Another pressing issue in the Ward 1 election race is the proposed construction of a 46-story tower downtown, which would dramatically alter Providence’s skyline. The developer of the Hope Point Tower, New York-based Jason Fane, is asking to exceed Providence’s building height limit by nearly 500 feet; Yurdin opposes the proposal since such a request ignores a “multi-year planning process” and would “dominate public space,” he said.


Gaines has also opposed the construction of the tower. “We haven’t been investing in our own people. … We’ve just been waiting and trying to import investors who are mainly in it for their own profit. Bringing more of the community level of organizing, bringing the public into the decision making profit, finding solutions that are going to be creative and beneficial to our residents and prioritize them first is really what I would like to see be done in our City Council.”


Gaines urged Brown students to vote in the primaries because it is important that Brown students “make a decision” that will benefit the residents of Providence. 
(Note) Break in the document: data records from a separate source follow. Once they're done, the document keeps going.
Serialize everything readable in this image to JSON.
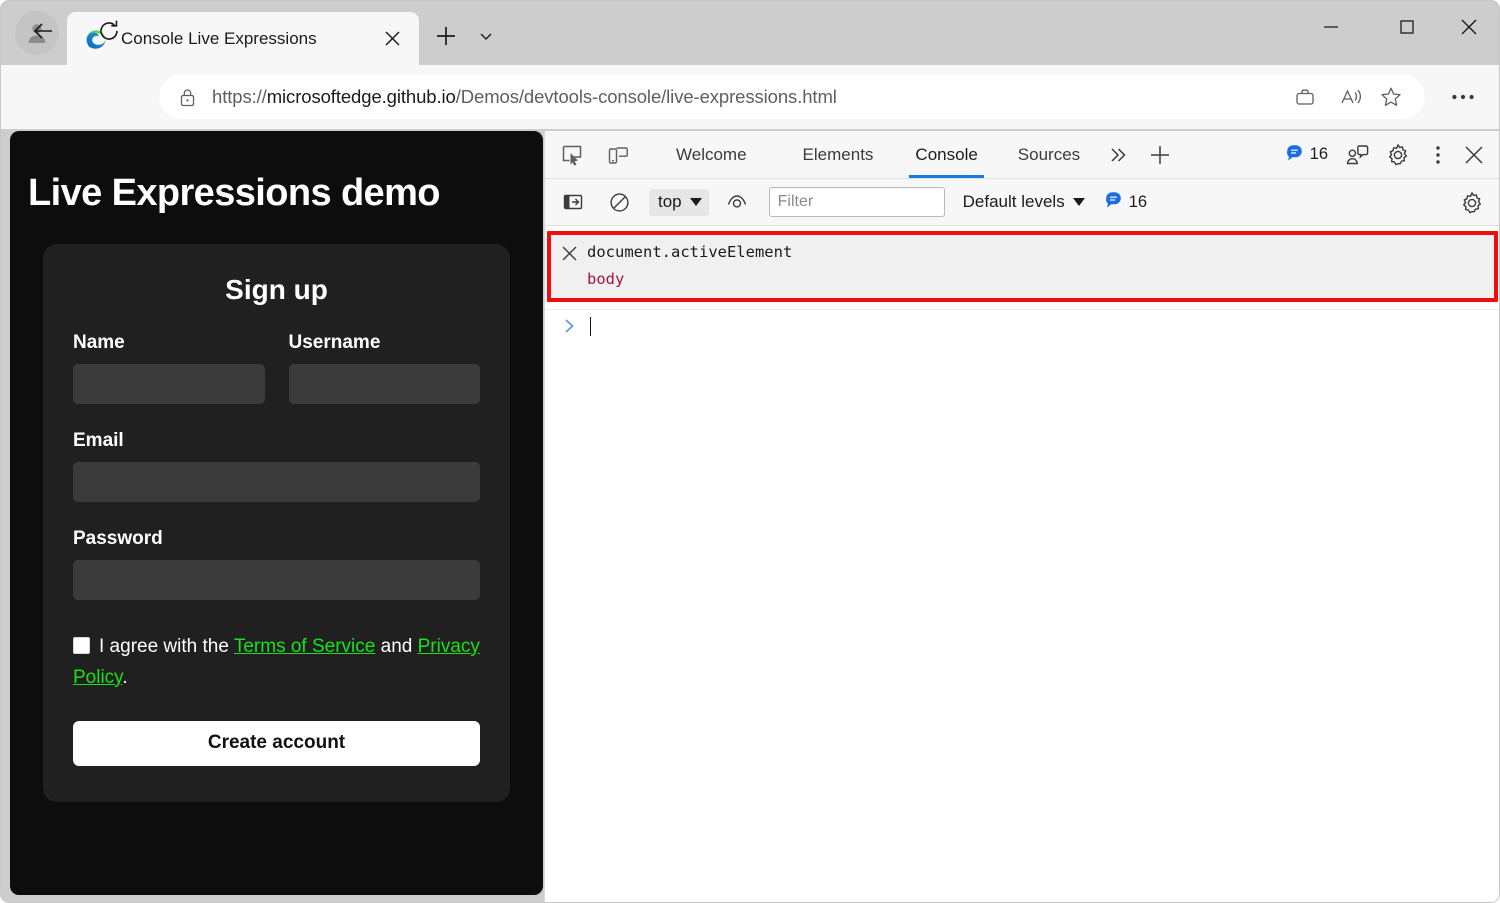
{
  "browser": {
    "profile_icon": "person-avatar-icon",
    "tab": {
      "favicon": "edge-logo-icon",
      "title": "Console Live Expressions",
      "close_icon": "close-icon"
    },
    "new_tab_icon": "plus-icon",
    "tab_list_icon": "chevron-down-icon",
    "window_controls": {
      "minimize": "minimize-icon",
      "maximize": "maximize-icon",
      "close": "close-icon"
    },
    "nav": {
      "back_icon": "arrow-left-icon",
      "reload_icon": "reload-icon",
      "lock_icon": "lock-icon",
      "url_scheme": "https://",
      "url_host": "microsoftedge.github.io",
      "url_path": "/Demos/devtools-console/live-expressions.html",
      "url_full": "https://microsoftedge.github.io/Demos/devtools-console/live-expressions.html",
      "collections_icon": "briefcase-icon",
      "read_aloud_icon": "read-aloud-icon",
      "favorites_icon": "star-icon",
      "settings_more_icon": "ellipsis-icon"
    }
  },
  "page": {
    "title": "Live Expressions demo",
    "card": {
      "heading": "Sign up",
      "fields": [
        {
          "label": "Name",
          "value": "",
          "type": "text"
        },
        {
          "label": "Username",
          "value": "",
          "type": "text"
        },
        {
          "label": "Email",
          "value": "",
          "type": "email"
        },
        {
          "label": "Password",
          "value": "",
          "type": "password"
        }
      ],
      "terms": {
        "checked": false,
        "text_before": "I agree with the ",
        "link_terms": "Terms of Service",
        "text_middle": " and ",
        "link_privacy": "Privacy Policy",
        "text_after": "."
      },
      "submit_label": "Create account",
      "link_color": "#1ae11a"
    }
  },
  "devtools": {
    "inspect_icon": "inspect-element-icon",
    "device_icon": "device-emulation-icon",
    "tabs": [
      {
        "label": "Welcome",
        "active": false
      },
      {
        "label": "Elements",
        "active": false
      },
      {
        "label": "Console",
        "active": true
      },
      {
        "label": "Sources",
        "active": false
      }
    ],
    "more_tabs_icon": "double-chevron-right-icon",
    "add_tab_icon": "plus-icon",
    "issues_count": "16",
    "issues_icon": "issues-message-icon",
    "feedback_icon": "feedback-icon",
    "settings_icon": "gear-icon",
    "kebab_icon": "more-vertical-icon",
    "close_icon": "close-icon",
    "active_tab_accent": "#1a7bd4",
    "console_toolbar": {
      "sidebar_icon": "console-sidebar-icon",
      "clear_icon": "clear-console-icon",
      "context_label": "top",
      "context_caret_icon": "caret-down-icon",
      "live_expression_icon": "eye-icon",
      "filter_placeholder": "Filter",
      "filter_value": "",
      "levels_label": "Default levels",
      "levels_caret_icon": "caret-down-icon",
      "issues_count": "16",
      "issues_icon": "issues-message-icon",
      "settings_icon": "gear-icon"
    },
    "live_expression": {
      "remove_icon": "close-icon",
      "expression": "document.activeElement",
      "value": "body",
      "value_color": "#a31545",
      "highlight_color": "#f20d0d",
      "background": "#f0f0f0"
    },
    "prompt": {
      "chevron_icon": "chevron-right-icon",
      "input_value": ""
    }
  }
}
“Brown does become a bubble, and (Brown students) have to be able to see beyond that,” Gaines said.


Ward 2


Candidates for Ward 2 referenced the City’s finances and the relationship between universities in Providence and the city.


Of the candidates in the running, attorney Anthony has the most experience in public office. She previously served on City Council in Missouri and is currently on the Providence Zoning Board.
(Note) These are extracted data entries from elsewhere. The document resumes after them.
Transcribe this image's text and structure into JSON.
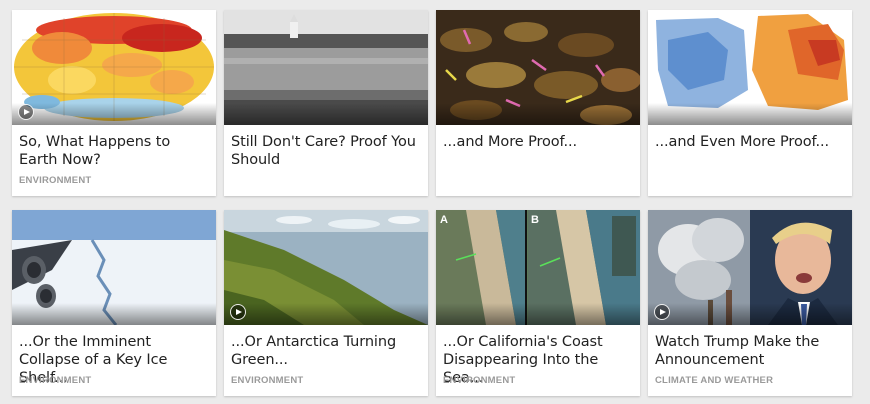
{
  "cards": [
    {
      "title": "So, What Happens to Earth Now?",
      "category": "ENVIRONMENT",
      "has_play": true,
      "thumb": "global-temperature-map"
    },
    {
      "title": "Still Don't Care? Proof You Should",
      "category": "",
      "has_play": false,
      "thumb": "flooded-coastline-photo"
    },
    {
      "title": "...and More Proof...",
      "category": "",
      "has_play": false,
      "thumb": "lobsters-photo"
    },
    {
      "title": "...and Even More Proof...",
      "category": "",
      "has_play": false,
      "thumb": "temperature-change-maps"
    },
    {
      "title": "...Or the Imminent Collapse of a Key Ice Shelf...",
      "category": "ENVIRONMENT",
      "has_play": false,
      "thumb": "ice-shelf-crack-photo"
    },
    {
      "title": "...Or Antarctica Turning Green...",
      "category": "ENVIRONMENT",
      "has_play": true,
      "thumb": "green-antarctica-photo"
    },
    {
      "title": "...Or California's Coast Disappearing Into the Sea...",
      "category": "ENVIRONMENT",
      "has_play": false,
      "thumb": "coastline-before-after"
    },
    {
      "title": "Watch Trump Make the Announcement",
      "category": "CLIMATE AND WEATHER",
      "has_play": true,
      "thumb": "smokestacks-and-trump"
    }
  ],
  "thumb_labels": {
    "coast_a": "A",
    "coast_b": "B"
  }
}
“I’ve always been a community activist in everywhere I’ve lived. I’m a big believer in giving back — if you are able,” Anthony said. Anthony hopes to continue the work of her predecessor, Sam Zurier, if elected, she said. Like Zurier, who tried to pass an ordinance to bar anyone under indictment from leadership Sept. 6, Anthony encourages transparency on the part of elected officials and hopes to pass the failed legislation.
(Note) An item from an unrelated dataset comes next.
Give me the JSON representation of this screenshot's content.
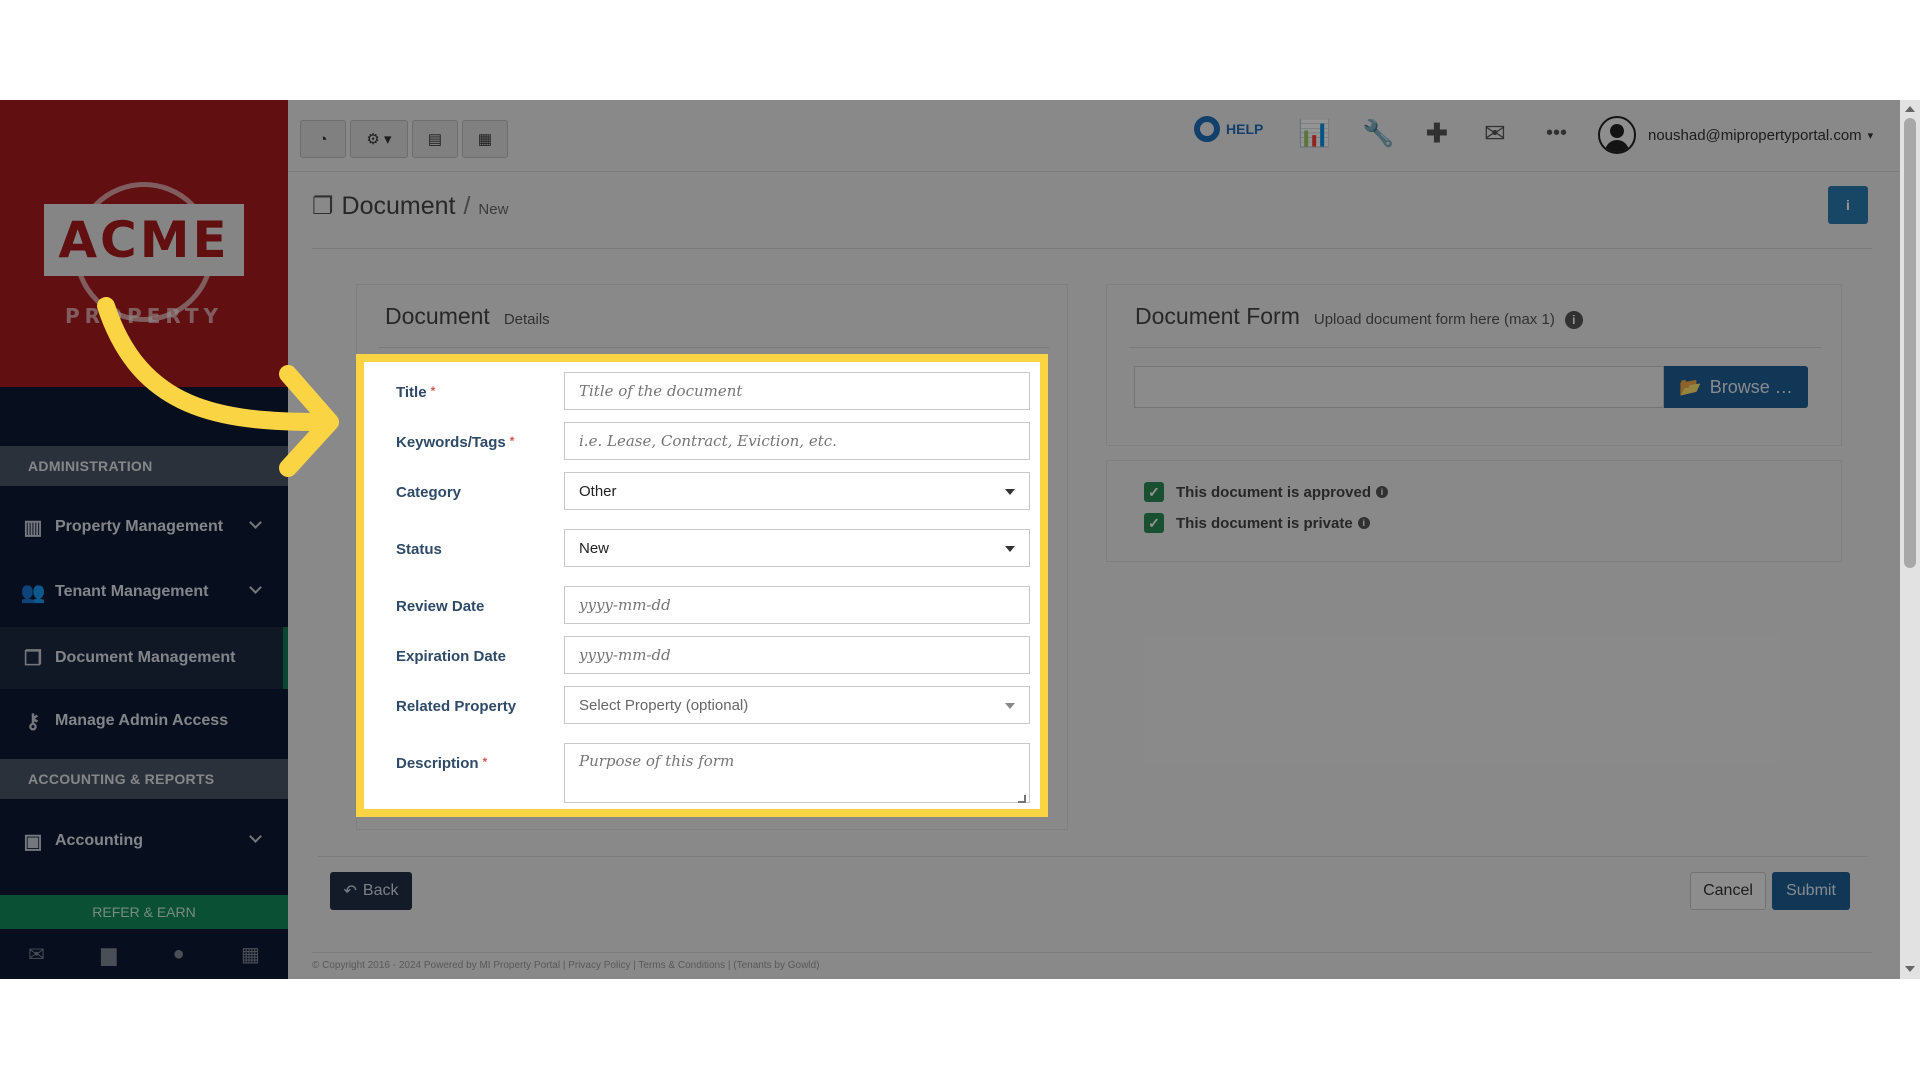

Anthony zeroed in on the unfunded pension liability as a drain on the city’s resources. The pension liability is “literally strangling us over our ability to spend the money (on) what we should be spending it on, which is public education, infrastructure and services.” While she admits it is a complicated issue and is against selling or leasing to a private entity, she thinks there are some things that can be done to monetize this asset and move us out of this “critical status.”


Feinstein also considers the health of the city’s finances the biggest issue. Besides addressing the pension liability, the city needs to secure money for infrastructure, obtain a tax plan that is friendly to businesses and homeowners and maintain a good relationship with universities and hospitals in Providence.


Holt, a graduate of Providence College who worked on former President Barack Obama’s reelection campaign in 2012, wants to incentivize financial growth by having Providence compete with Boston and Cambridge for commercial residents, he said, and added that the city has “developable land and a talented workforce.” The status of Providence Public Schools, however, can be an obstacle for persons trying to relocate and losing people to the suburbs will negatively affect the city’s tax base, he said. Further cooperation with the universities in Providence are key to improving public schools, Holt said.


Holt is committed to finding creative solutions to get the economy moving and wants to make the many undergraduate students in Providence want to stay after graduation, he said.


Feinstein too hopes to make the city “friendlier” and “a lot more open” so that students will get to know their city “better than they do.”


Anthony thinks that “students and the youth” are going to unite us around these key issues.


“There is nothing wrong with our city that can’t be fixed by what’s right with it. We’re just a couple of right decisions and right mayors away from Providence experiencing some growth that we haven’t experienced in generations, and I want to be part of it,” Holt said.